Why does Romney ever tell bald-faced lies? After all, this is a man who has made the non-existent “apology tour” the rhetorical centerpiece of his presidential campaign. For some reason, he even managed to say something untrue about his real first name during the national security debate last month. It’s tempting to say that he has reinvented himself so thoroughly that he can no longer remember what is true and what isn’t, and he has absorbed and appropriated so many new positions over the years that it all gets jumbled together and re-mixed according to whatever the political need of the moment happens to be. It’s easy to lose track after the fourth or fifth incarnation. More likely, he is so contemptuous of the people he tells these lies to that he never thinks he will be found out.

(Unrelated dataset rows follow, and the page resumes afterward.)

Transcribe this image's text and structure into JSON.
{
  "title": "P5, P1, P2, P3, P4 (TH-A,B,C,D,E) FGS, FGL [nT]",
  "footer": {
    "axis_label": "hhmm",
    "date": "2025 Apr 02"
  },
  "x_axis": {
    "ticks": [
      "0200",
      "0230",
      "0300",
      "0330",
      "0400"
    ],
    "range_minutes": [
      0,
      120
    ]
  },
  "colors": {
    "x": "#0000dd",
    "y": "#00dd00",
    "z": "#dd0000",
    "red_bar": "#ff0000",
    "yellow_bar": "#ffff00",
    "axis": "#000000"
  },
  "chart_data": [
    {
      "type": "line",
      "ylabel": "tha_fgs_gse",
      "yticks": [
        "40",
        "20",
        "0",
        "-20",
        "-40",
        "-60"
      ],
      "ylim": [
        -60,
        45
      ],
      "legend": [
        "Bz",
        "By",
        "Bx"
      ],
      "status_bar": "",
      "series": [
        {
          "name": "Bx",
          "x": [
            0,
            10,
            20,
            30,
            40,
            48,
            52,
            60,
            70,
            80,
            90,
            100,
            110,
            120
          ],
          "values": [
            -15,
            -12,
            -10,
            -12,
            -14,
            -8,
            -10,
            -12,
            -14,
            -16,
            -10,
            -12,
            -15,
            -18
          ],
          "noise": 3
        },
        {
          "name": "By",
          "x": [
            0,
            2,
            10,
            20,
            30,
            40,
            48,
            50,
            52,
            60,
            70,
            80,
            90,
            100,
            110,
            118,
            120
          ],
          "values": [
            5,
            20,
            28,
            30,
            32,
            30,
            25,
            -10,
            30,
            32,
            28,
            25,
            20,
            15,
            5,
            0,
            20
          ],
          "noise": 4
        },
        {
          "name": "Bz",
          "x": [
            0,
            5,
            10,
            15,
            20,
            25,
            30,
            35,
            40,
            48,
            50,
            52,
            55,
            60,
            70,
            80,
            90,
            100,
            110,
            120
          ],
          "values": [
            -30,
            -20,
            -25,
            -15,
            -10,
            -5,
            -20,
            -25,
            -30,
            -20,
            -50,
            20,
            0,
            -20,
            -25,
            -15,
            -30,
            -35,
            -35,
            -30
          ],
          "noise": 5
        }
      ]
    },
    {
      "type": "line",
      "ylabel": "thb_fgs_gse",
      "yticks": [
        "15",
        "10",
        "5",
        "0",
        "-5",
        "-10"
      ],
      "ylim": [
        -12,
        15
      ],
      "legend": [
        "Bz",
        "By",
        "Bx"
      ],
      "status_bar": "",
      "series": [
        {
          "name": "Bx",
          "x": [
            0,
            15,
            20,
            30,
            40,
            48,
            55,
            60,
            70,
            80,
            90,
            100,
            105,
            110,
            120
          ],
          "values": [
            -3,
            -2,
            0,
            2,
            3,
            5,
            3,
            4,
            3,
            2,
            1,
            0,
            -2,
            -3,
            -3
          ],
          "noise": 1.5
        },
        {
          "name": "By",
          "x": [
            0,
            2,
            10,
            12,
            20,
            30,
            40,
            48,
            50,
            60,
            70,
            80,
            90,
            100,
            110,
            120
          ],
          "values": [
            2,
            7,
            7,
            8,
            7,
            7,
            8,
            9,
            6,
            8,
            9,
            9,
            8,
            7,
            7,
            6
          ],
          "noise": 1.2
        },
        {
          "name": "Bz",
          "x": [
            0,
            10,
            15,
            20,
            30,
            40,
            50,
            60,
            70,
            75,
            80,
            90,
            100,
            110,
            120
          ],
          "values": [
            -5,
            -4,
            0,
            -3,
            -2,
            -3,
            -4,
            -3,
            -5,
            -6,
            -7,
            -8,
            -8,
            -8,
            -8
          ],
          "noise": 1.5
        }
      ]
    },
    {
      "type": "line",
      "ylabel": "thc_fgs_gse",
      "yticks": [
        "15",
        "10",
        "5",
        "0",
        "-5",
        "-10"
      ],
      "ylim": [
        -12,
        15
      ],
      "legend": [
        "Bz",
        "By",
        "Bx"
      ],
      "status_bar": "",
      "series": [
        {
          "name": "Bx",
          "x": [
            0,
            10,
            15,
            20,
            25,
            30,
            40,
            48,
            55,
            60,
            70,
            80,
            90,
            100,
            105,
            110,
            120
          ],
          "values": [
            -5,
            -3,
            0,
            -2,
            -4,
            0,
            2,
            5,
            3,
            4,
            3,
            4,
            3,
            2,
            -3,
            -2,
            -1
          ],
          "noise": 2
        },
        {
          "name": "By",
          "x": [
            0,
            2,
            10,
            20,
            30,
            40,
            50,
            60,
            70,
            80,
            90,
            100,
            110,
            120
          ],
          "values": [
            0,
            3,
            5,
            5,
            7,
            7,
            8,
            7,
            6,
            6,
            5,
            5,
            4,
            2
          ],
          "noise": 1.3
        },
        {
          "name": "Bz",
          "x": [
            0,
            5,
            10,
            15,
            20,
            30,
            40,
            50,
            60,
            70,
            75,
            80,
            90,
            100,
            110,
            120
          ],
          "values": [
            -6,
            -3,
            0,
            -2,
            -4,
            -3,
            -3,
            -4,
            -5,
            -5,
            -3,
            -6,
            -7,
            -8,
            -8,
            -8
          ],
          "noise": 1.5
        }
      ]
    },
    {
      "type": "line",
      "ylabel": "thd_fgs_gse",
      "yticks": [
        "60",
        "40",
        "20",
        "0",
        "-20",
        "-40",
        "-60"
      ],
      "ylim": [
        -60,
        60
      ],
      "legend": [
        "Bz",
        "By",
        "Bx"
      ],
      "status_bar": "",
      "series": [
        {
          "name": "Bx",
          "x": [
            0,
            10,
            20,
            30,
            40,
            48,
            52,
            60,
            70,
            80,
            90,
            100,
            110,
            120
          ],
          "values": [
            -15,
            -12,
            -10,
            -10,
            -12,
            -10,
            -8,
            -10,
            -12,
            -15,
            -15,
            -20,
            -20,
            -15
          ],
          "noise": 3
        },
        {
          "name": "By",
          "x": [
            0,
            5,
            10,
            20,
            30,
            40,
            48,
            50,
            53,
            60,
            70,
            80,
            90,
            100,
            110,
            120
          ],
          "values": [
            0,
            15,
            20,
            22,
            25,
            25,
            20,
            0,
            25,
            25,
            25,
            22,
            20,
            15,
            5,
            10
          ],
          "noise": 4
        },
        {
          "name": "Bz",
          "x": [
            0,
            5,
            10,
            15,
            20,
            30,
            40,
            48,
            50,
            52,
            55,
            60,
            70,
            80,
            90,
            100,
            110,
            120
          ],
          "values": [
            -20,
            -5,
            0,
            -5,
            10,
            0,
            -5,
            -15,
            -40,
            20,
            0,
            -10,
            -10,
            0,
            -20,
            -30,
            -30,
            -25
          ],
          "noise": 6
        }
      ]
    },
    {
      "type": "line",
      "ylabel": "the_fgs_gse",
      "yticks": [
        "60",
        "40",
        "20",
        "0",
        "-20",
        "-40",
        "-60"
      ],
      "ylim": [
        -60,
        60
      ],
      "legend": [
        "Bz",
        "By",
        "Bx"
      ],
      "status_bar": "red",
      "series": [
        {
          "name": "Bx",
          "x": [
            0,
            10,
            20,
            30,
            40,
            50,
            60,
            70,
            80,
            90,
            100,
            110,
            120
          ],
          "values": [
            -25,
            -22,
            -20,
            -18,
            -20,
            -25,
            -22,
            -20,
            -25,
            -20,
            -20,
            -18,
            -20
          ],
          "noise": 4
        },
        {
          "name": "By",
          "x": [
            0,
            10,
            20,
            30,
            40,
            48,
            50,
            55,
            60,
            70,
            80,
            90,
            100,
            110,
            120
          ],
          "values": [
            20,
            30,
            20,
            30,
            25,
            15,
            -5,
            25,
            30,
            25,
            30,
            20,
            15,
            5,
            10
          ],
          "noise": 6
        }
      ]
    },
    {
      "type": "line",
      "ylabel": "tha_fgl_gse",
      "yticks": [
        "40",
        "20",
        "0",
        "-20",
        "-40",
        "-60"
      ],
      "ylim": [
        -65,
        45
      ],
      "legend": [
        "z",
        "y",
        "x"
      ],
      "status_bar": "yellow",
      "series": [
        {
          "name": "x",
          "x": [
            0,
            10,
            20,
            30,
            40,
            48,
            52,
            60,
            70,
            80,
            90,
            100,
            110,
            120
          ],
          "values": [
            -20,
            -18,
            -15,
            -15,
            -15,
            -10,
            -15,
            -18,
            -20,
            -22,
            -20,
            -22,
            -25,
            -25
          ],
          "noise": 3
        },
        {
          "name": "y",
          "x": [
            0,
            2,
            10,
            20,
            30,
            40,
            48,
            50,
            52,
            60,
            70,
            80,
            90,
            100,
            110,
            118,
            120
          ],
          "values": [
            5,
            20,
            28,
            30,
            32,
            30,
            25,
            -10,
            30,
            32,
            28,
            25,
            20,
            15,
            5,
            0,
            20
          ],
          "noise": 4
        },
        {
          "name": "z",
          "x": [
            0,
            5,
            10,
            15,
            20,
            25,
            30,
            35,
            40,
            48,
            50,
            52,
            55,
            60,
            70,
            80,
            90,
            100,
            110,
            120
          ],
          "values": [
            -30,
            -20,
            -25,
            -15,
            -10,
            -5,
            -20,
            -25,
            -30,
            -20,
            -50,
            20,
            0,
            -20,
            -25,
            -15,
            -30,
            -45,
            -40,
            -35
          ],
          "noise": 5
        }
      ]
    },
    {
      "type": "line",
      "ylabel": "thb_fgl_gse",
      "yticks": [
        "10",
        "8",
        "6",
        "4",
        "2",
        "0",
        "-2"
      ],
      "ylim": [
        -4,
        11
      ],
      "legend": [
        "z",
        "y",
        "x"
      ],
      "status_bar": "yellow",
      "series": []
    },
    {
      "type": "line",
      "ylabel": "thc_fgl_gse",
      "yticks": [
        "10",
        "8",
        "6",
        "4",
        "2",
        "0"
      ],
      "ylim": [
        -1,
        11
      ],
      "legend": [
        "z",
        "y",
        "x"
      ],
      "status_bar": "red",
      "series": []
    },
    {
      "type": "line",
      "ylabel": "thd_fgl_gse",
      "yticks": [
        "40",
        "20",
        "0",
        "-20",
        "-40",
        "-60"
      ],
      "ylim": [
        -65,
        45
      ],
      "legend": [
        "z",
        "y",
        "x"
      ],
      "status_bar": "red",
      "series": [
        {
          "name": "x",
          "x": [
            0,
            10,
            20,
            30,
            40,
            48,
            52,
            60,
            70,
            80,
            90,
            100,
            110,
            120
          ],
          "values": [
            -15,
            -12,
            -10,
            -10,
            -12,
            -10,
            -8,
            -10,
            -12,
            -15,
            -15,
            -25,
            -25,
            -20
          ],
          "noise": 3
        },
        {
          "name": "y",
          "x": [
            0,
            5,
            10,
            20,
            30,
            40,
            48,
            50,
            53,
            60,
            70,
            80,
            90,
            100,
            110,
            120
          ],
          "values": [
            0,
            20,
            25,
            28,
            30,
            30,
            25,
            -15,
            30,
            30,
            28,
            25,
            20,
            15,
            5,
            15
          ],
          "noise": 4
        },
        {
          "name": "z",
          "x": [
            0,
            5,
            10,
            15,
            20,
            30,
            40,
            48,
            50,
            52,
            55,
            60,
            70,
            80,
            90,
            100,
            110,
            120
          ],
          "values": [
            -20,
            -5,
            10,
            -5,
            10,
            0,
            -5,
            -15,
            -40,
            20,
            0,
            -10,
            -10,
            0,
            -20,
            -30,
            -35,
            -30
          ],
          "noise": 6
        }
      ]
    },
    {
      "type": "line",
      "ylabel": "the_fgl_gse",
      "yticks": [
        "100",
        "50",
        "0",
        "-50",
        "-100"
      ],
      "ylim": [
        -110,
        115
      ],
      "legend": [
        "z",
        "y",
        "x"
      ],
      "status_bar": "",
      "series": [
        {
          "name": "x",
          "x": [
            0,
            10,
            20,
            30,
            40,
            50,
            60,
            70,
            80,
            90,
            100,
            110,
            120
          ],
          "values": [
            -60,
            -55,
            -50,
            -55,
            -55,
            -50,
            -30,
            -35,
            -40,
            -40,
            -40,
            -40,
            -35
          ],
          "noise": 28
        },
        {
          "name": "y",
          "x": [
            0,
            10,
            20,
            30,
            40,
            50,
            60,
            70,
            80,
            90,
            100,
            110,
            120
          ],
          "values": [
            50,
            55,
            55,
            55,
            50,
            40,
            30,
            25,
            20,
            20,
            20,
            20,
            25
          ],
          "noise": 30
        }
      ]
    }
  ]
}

According to the Telegraph article you linked:
“Although he spent time in other French cities, for most of 1968, Mr Romney lived in the Mission Home, a 19th century neoclassical building in the French capital’s chic 16th arrondissement. . .Mr Romney moved into the building following a stay in Bordeaux, after being promoted to assistant to the president, Duane Anderson. He arrived in the spring of 1968, weeks before Paris erupted into riots, and returned to the US that December. ”
According to Wikipedia:
“In July 1966, Romney left for 30 months in France as a Mormon missionary, a traditional duty that his father and other relatives had done.[10][24][25] He arrived in Le Havre with ideas about how to change and promote the French Mission, while facing physical and economic deprivation in their cramped quarters.[25][26] Rules against drinking, smoking, and dating were strictly enforced.[26] Like most individual Mormon missionaries, he did not gain many converts, with the nominally Catholic but secular, wine-loving French people proving especially resistant to a religion that prohibits alcohol.[10][25][26][27] He became demoralized, and later recalled it as the only time when “most of what I was trying to do was rejected.”[25] In Nantes, Romney was bruised defending two female missionaries against a horde of local rugby players.[26] He continued to work hard; having grown up in Michigan rather than the more insular Utah world, Romney was better able to interact with the French.[17][26] He was promoted to zone leader in Bordeaux in early 1968 and subsequently became assistant to the mission president in Paris, the highest position for a missionary.”
So Wikipedia tells us that Romney spent 30 months on his mission in France while the Telegraph article focuses solely on the six months he spent in Paris after being elevated to assistant to the mission president. That comes to 1/5 of his total mission, but the Telegraph states that “the Republican presidential hopeful spent a significant portion of his 30-month mission in a Paris mansion.” In my book, 1/5 does not amount to a “significant portion.” The Telegraph subhead also offers up the highly misleading ” Much of Mitt Romney’s life as a Mormon missionary in France was not as poor or arduous as he has claimed.” Much?